On peut penser au Grand Prix du Brésil 2003 (photo ci-dessous), où Michael Schumacher alla immobiliser sa monoplace accidenté à côté de l’épave de celle d’Antonio Pizzonia en cours de remorquage, ou au Grand Prix d’Europe 2007, où l’engin de support fit son apparition dans le bac à gravier alors que les monoplaces continuaient à sortir de piste, et fut percuté à faible vitesse par l’aileron arrière de la Toro Rosso de Vitantonio Liuzzi.
Le drame de Bianchi remit tout en question
Malheureusement, en dépit de critiques s’élevant lors de tels incidents, le drame n’a pu être empêché en 2014 à Suzuka, lorsque Jules Bianchi est venu percuter une grue qui était en train de récupérer la monoplace d’Adrian Sutil.
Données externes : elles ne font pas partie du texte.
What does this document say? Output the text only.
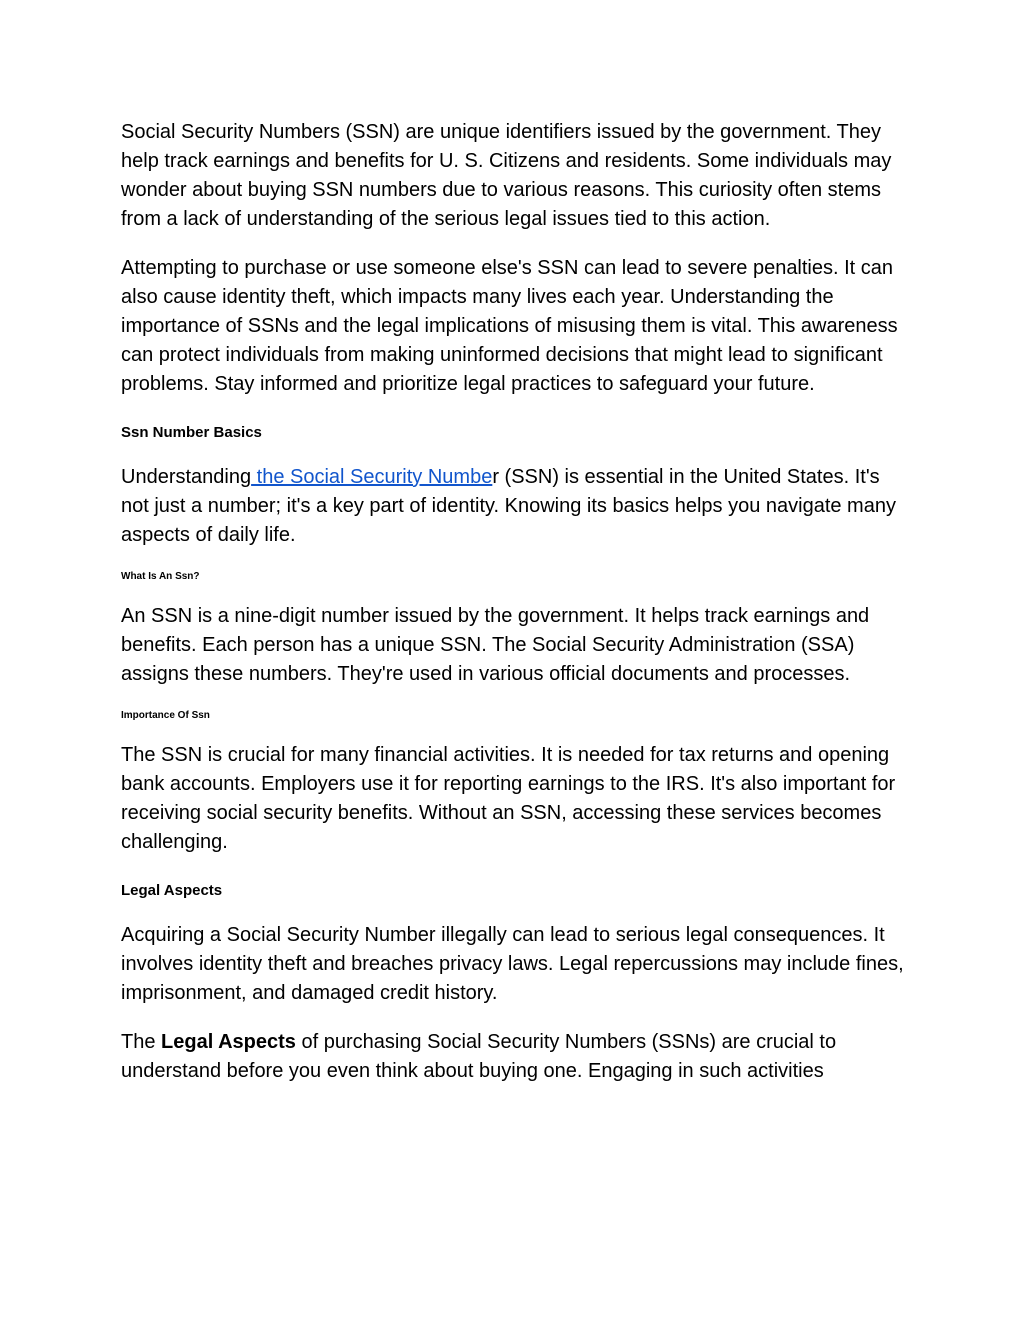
Social Security Numbers (SSN) are unique identifiers issued by the government. They help track earnings and benefits for U. S. Citizens and residents. Some individuals may wonder about buying SSN numbers due to various reasons. This curiosity often stems from a lack of understanding of the serious legal issues tied to this action.

Attempting to purchase or use someone else's SSN can lead to severe penalties. It can also cause identity theft, which impacts many lives each year. Understanding the importance of SSNs and the legal implications of misusing them is vital. This awareness can protect individuals from making uninformed decisions that might lead to significant problems. Stay informed and prioritize legal practices to safeguard your future.

Ssn Number Basics

Understanding the Social Security Number (SSN) is essential in the United States. It's not just a number; it's a key part of identity. Knowing its basics helps you navigate many aspects of daily life.

What Is An Ssn?

An SSN is a nine-digit number issued by the government. It helps track earnings and benefits. Each person has a unique SSN. The Social Security Administration (SSA) assigns these numbers. They're used in various official documents and processes.

Importance Of Ssn

The SSN is crucial for many financial activities. It is needed for tax returns and opening bank accounts. Employers use it for reporting earnings to the IRS. It's also important for receiving social security benefits. Without an SSN, accessing these services becomes challenging.

Legal Aspects

Acquiring a Social Security Number illegally can lead to serious legal consequences. It involves identity theft and breaches privacy laws. Legal repercussions may include fines, imprisonment, and damaged credit history.

The Legal Aspects of purchasing Social Security Numbers (SSNs) are crucial to understand before you even think about buying one. Engaging in such activities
Après plusieurs mois de coma, le Français n’a pas survécu à ses blessures.
La F1 et la FIA se sont de nouveau retrouvées devant cet éternelle question : comment viser le risque zéro ? Car bien que ce soit l’objectif ultime de la F1, ce risque zéro ne peut pas exister dans un sport où les pilotes roulent à 360 km/h sur des circuits entourés de rails, de pneus et de murs.
Pour autant, la FIA refusait encore et toujours de laisser une once de fatalité dans les accidents qui venaient endeuiller les courses qu’elle régit, et lança au milieu des années 2010 des recherches sur un système de protection de la tête des pilotes.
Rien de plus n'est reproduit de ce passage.